In relation to food-based decisions, I have found that, much like the Polar Plunge, it works best for me to choose to jump in with both feet, regardless of how well prepared I feel. In fact, if I had to wait until I felt fully prepared, I would probably accomplish very little; the more time I have before starting something, the more I tend to overthink and make excuses why I am not ready yet. We are never really ready to overcome fear or discomfort, but we feel so much better once we do, because making one choice to face our fear or pain means we are exerting a measure of control over it, and the perception of control leads to more self-confidence in the choices we are making.

My food journey started with a single goal: To expand beyond my limited culinary horizons for my family’s sake. I didn’t want Jeremy to have to eat the all the same foods over and over just because that was all I could tolerate as a picky eater. To accomplish this goal, I chose to teach myself how to cook from scratch, which allowed me a significant measure of control over the textures, flavor and appearance of the finished meal. It also meant I could choose to include foods gradually that I feared in our diet, which also gradually allowed me to choose curiosity over fear. Practicing different cooking techniques led to confidence, if not mastery, and made me more comfortable with a wide range of ingredients and cuisines.

As I moved forward, my food choices led to interest in nutrition and nutrition therapy; in other words, how do my choices of food variety and quality impact my health and wellbeing, and that of my family? Over the past 10 years, this question has been my focus as our family shifted first to a traditional foods diet, then to a gluten-free diet, and more recently to a low-carbohydrate oriented diet. 

It has been interesting to me to watch my family consider trying the keto diet after having gone through this experience in the last year myself. Despite how far I have come, every one of these dietary changes has been highly intimidating for me, but I have actively sought ways to overcome the fear and mobilize my growth, and it fascinates me to watch them tangle with the same issues.

Jeremy made the choice to try the keto diet nearly a month ago now, and I am proud of how well he is doing: hardly any complaints about cravings, no additional fatigue, just once instance of muscle cramps which we remedied with increased mineral consumption, and he has lost over 5 pounds.
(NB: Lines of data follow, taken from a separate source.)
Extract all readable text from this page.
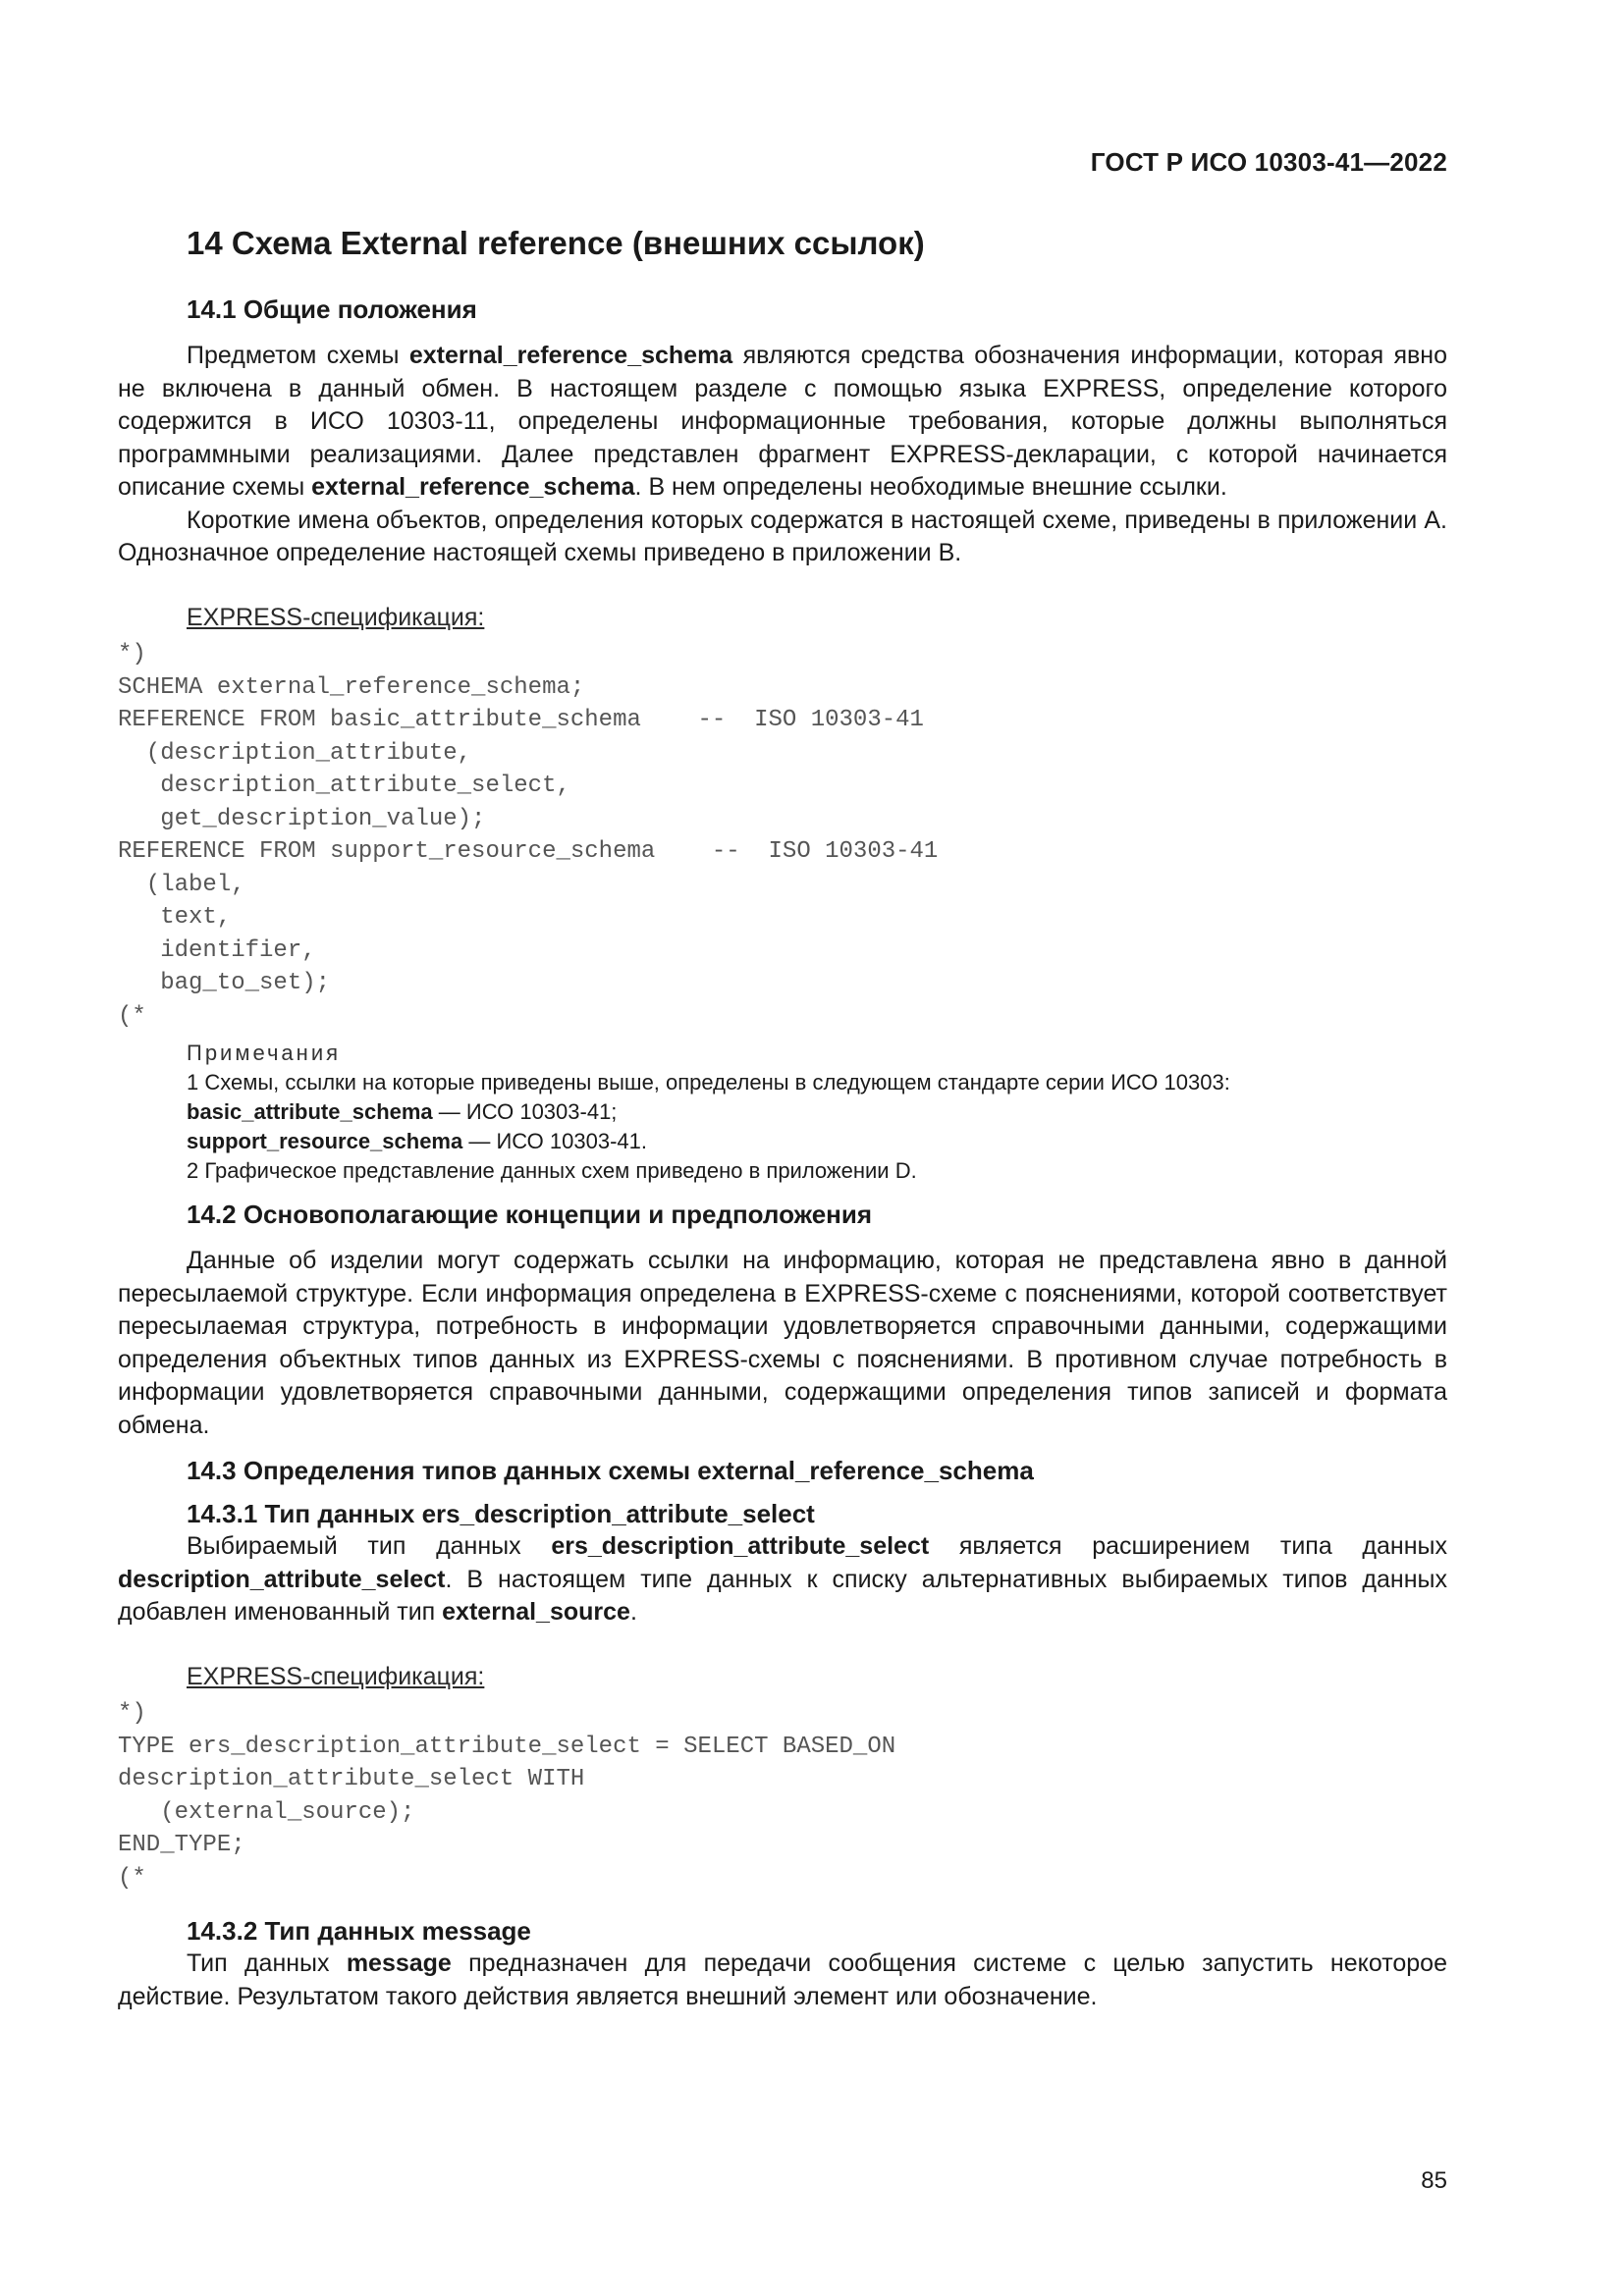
ГОСТ Р ИСО 10303-41—2022
14 Схема External reference (внешних ссылок)
14.1 Общие положения

Предметом схемы external_reference_schema являются средства обозначения информации, которая явно не включена в данный обмен. В настоящем разделе с помощью языка EXPRESS, определение которого содержится в ИСО 10303-11, определены информационные требования, которые должны выполняться программными реализациями. Далее представлен фрагмент EXPRESS-декларации, с которой начинается описание схемы external_reference_schema. В нем определены необходимые внешние ссылки.

Короткие имена объектов, определения которых содержатся в настоящей схеме, приведены в приложении А. Однозначное определение настоящей схемы приведено в приложении В.

EXPRESS-спецификация:
*)
SCHEMA external_reference_schema;
REFERENCE FROM basic_attribute_schema    --  ISO 10303-41
(description_attribute,
description_attribute_select,
get_description_value);
REFERENCE FROM support_resource_schema    --  ISO 10303-41
(label,
text,
identifier,
bag_to_set);
(*
Примечания
1 Схемы, ссылки на которые приведены выше, определены в следующем стандарте серии ИСО 10303:
basic_attribute_schema — ИСО 10303-41;
support_resource_schema — ИСО 10303-41.
2 Графическое представление данных схем приведено в приложении D.
14.2 Основополагающие концепции и предположения

Данные об изделии могут содержать ссылки на информацию, которая не представлена явно в данной пересылаемой структуре. Если информация определена в EXPRESS-схеме с пояснениями, которой соответствует пересылаемая структура, потребность в информации удовлетворяется справочными данными, содержащими определения объектных типов данных из EXPRESS-схемы с пояснениями. В противном случае потребность в информации удовлетворяется справочными данными, содержащими определения типов записей и формата обмена.

14.3 Определения типов данных схемы external_reference_schema
14.3.1 Тип данных ers_description_attribute_select

Выбираемый тип данных ers_description_attribute_select является расширением типа данных description_attribute_select. В настоящем типе данных к списку альтернативных выбираемых типов данных добавлен именованный тип external_source.

EXPRESS-спецификация:
*)
TYPE ers_description_attribute_select = SELECT BASED_ON
description_attribute_select WITH
(external_source);
END_TYPE;
(*
14.3.2 Тип данных message

Тип данных message предназначен для передачи сообщения системе с целью запустить некоторое действие. Результатом такого действия является внешний элемент или обозначение.

85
No doubt it helps that he has had a home cook and nutrition therapist living in the house with him, buying his groceries and slowly transitioning his food choices over a 15-year period, and now making or buying almost every single keto meal he has consumed. I know what foods he likes that are already keto or readily adaptable, which has eased the discomfort of an elimination protocol, and I don’t keep many non-keto food options around. I have encouraged him to take ownership of the diet by trying to get him to choose recipes for me to cook, teaching him my keto cocoa recipe, and reading him information about how the diet impacts his physiology, and he is very slowly beginning to make some independent food choices without relying constantly on me for guidance in what he can or should eat. Perhaps he is even beginning to realize how lucky he is to have a wife who places such high emphasis on nourishing his health with food, herbs and essential oils.
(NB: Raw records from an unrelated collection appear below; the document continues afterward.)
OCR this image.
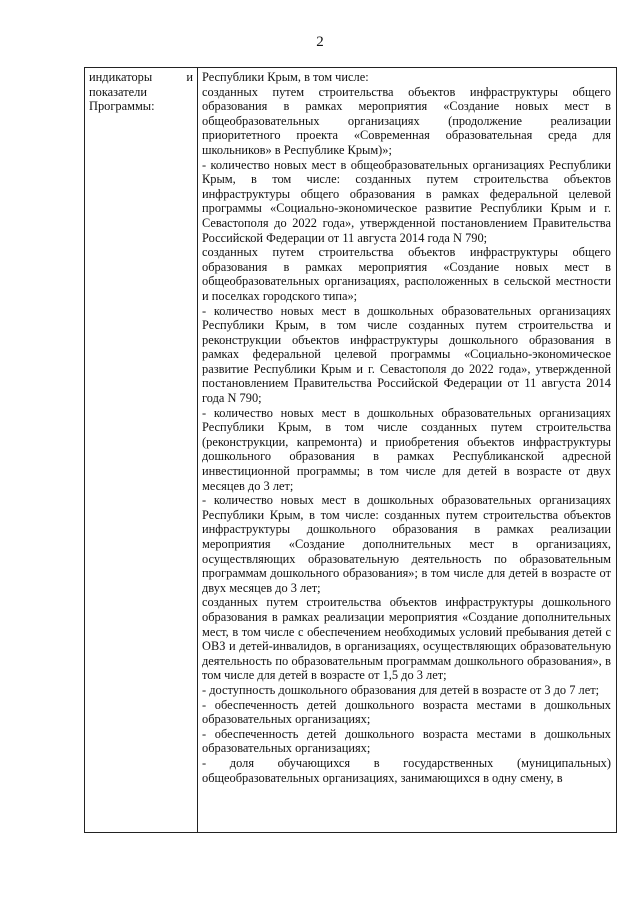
2
индикаторы	и
показатели
Программы:

Республики Крым, в том числе:

созданных путем строительства объектов инфраструктуры общего образования в рамках мероприятия «Создание новых мест в общеобразовательных организациях (продолжение реализации приоритетного проекта «Современная образовательная среда для школьников» в Республике Крым)»;

- количество новых мест в общеобразовательных организациях Республики Крым, в том числе: созданных путем строительства объектов инфраструктуры общего образования в рамках федеральной целевой программы «Социально-экономическое развитие Республики Крым и г. Севастополя до 2022 года», утвержденной постановлением Правительства Российской Федерации от 11 августа 2014 года N 790;

созданных путем строительства объектов инфраструктуры общего образования в рамках мероприятия «Создание новых мест в общеобразовательных организациях, расположенных в сельской местности и поселках городского типа»;

- количество новых мест в дошкольных образовательных организациях Республики Крым, в том числе созданных путем строительства и реконструкции объектов инфраструктуры дошкольного образования в рамках федеральной целевой программы «Социально-экономическое развитие Республики Крым и г. Севастополя до 2022 года», утвержденной постановлением Правительства Российской Федерации от 11 августа 2014 года N 790;

- количество новых мест в дошкольных образовательных организациях Республики Крым, в том числе созданных путем строительства (реконструкции, капремонта) и приобретения объектов инфраструктуры дошкольного образования в рамках Республиканской адресной инвестиционной программы; в том числе для детей в возрасте от двух месяцев до 3 лет;

- количество новых мест в дошкольных образовательных организациях Республики Крым, в том числе: созданных путем строительства объектов инфраструктуры дошкольного образования в рамках реализации мероприятия «Создание дополнительных мест в организациях, осуществляющих образовательную деятельность по образовательным программам дошкольного образования»; в том числе для детей в возрасте от двух месяцев до 3 лет;

созданных путем строительства объектов инфраструктуры дошкольного образования в рамках реализации мероприятия «Создание дополнительных мест, в том числе с обеспечением необходимых условий пребывания детей с ОВЗ и детей-инвалидов, в организациях, осуществляющих образовательную деятельность по образовательным программам дошкольного образования», в том числе для детей в возрасте от 1,5 до 3 лет;

- доступность дошкольного образования для детей в возрасте от 3 до 7 лет;

- обеспеченность детей дошкольного возраста местами в дошкольных образовательных организациях;

- обеспеченность детей дошкольного возраста местами в дошкольных образовательных организациях;

- доля обучающихся в государственных (муниципальных) общеобразовательных организациях, занимающихся в одну смену, в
My parents have also been considering a ketogenic or low-carb diet, but they have struggled much more to get started. There always seems to be an excuse: “We need to use up what is in the pantry. I’m not good at cooking. I don’t know what to make. I don’t like tracking numbers.” I have pointed them in the direction of apps and cookbooks with detailed menu plans, and even offered to do cooking demonstrations, but ultimately they will never be successful unless they make a choice to overcome their fear and start to grow. Guess I should just point them to the words of Marcus Aurelius instead:

“Stop wasting energy in fear and procrastination. Your job is to see what needs to be done and then do it. If you see the way forward, proceed without looking back. If you are unsure of which way to go, stop and find a trustworthy guide. If something blocks your way, make that obstacle a stepping stone on your journey.”

Marcus Aurelius, The Meditations

Good advice that I hope to remember for myself as my food journey continues!